La cocina de Leonardo da Vinci A partir del presunto códice Romanoff

Autor: Memo Ánjel
21 julio de 2019 - 09:45 PM

El escritor Memo Ánjel cuenta cuál es la verdad encontrada sobre la obra Notas de cocina de Leonardo Da Vinci

Medellín

Ajo: Aquellos que sospechen haber sido envenenados por sus esposas, deben consumir sus tallos. Contra las picaduras de víbora no son muy efectivos.

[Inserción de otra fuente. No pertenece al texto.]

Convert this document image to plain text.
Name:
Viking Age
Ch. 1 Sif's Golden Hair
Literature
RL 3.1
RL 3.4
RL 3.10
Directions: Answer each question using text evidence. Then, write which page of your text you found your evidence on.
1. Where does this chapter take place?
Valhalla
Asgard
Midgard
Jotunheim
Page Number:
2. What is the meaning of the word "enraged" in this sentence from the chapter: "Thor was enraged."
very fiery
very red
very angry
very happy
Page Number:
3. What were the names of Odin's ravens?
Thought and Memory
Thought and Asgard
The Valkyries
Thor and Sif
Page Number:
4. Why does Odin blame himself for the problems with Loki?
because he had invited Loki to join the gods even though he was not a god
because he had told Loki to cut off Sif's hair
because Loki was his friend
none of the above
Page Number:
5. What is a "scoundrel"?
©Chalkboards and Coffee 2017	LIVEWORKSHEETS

Leonardo Da Vinci. Apuntes de cocina.

 

Sobre falsificaciones

Umberto Eco, a lo largo de su obra, se preocupó mucho por las falsificaciones que acredita la historia, lo que incluye no solo hechos falsos sino libros, biografías, cartas, palimpsestos (borrones y nuevas frases sobre el original), grabaciones, fotografías (las de las hadas son famosas), filmes trucados (como el de Zelig de Woddy Allen), documentos, reliquias etc. Si fuéramos a hablar de la verdad histórica, había que pulir mucho, cortar lo innecesario, oír dos o tres veces los testimonios, separar lo real de la propaganda, investigar el contenido de las prohibiciones y, en este usar la navaja de Guillermo de Okham (apellido que aparece escrito de maneras diferentes), que consiste en estar cortando lo que cubre una certidumbre, llegara algo que sea lo que es y no otra cosa.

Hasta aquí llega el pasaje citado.